Ort · Franken

Iphofen

Lage und Klima

Iphofen liegt in Franken im bayerischen Landkreis Kitzingen auf etwa 255 Metern Höhe am Fuß des 474 Meter hohen Schwanbergs. Die Stadt gehört zur Maingau-Klimazone mit einer durchschnittlichen Jahrestemperatur von etwa 7,5 bis 8 °C und rund 600 Millimetern Jahresniederschlag. Das Weinbaugebiet wird als warmes, trockenes Klima mit vergleichsweise hohen Durchschnittstemperaturen und geringen Niederschlägen beschrieben.

Relief und Böden

Die Weinberge um Iphofen liegen vor allem an südexponierten Steilhängen des Schwanbergs. Der Untergrund befindet sich am Übergang vom Muschelkalk der Fränkischen Platte zu Keuperformationen und enthält im Unteren Keuper Gips. Die weinbaulich genutzten Hänge unterhalb des Schilfsandsteins weisen gipsführende Tonsteine auf, aus denen weiche, nährstoffreiche und wasserhaltende Böden entstanden sind.

Der Julius-Echter-Berg ist südexponiert und erreicht bis zu 70 Prozent Hangneigung. Der Kronsberg weist bis zu 60 Prozent Neigung und dunklen, schweren Gipskeuper auf, während der Kalb süd-südwestlich ausgerichtet ist und leichteren Keuper mit hohem Kalkanteil besitzt.

Weinbau und Rebsorten

Die Weinberge rund um Iphofen umfassen etwa 290 Hektar. Zu den dokumentierten Lagen zählen der Julius-Echter-Berg, der Kronsberg, der Kalb und der Domherr; außerdem ist der Vogelsang in den kommunalen Einträgen für Iphofen-Possenheim und Markt Einersheim verzeichnet. Julius-Echter-Berg, Kalb und Kronsberg gehören zur Großlage Burgweg im Bereich Schwanberger Land, während der Domherr keiner Großlage zugeordnet ist.

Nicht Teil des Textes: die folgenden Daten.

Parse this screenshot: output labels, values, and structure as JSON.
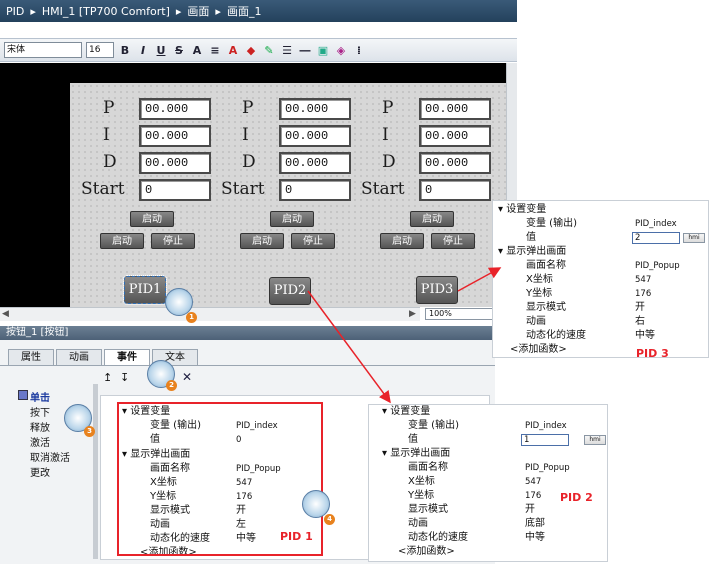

Zu den wichtigsten weißen Rebsorten gehören Müller-Thurgau, Silvaner, Bacchus, Kerner und Riesling. Bei den roten Sorten werden Spätburgunder, Domina, Schwarzriesling, Portugieser und Dornfelder genannt. Silvaner gilt als traditionelle fränkische Rebsorte.

Geschichte des Weinbaus

Ein historischer Weinberg im Julius-Echter-Berg dokumentiert auf drei Terrassen mit rund 2.000 Quadratmetern die fränkische Weinbaugeschichte vom späten Mittelalter über die Zeit um 1800 bis in die 1960er Jahre. Er zeigt unter anderem mittelalterliche Mischpflanzung im Einzelpfahl- sowie eine um 1800 verbreitete Mischpflanzung im fränkischen Dreipfahlkopfschnitt. Um 1960 wurde dort Gelber Silvaner im niedrigen Drahtrahmen erzogen.

1904 wurde in Iphofen die Reblaus festgestellt. Heute bewirtschaften sechs Iphöfer Weinbaufamilien den historischen Weinberg und erzeugen den Wein abwechselnd in jährlicher Folge.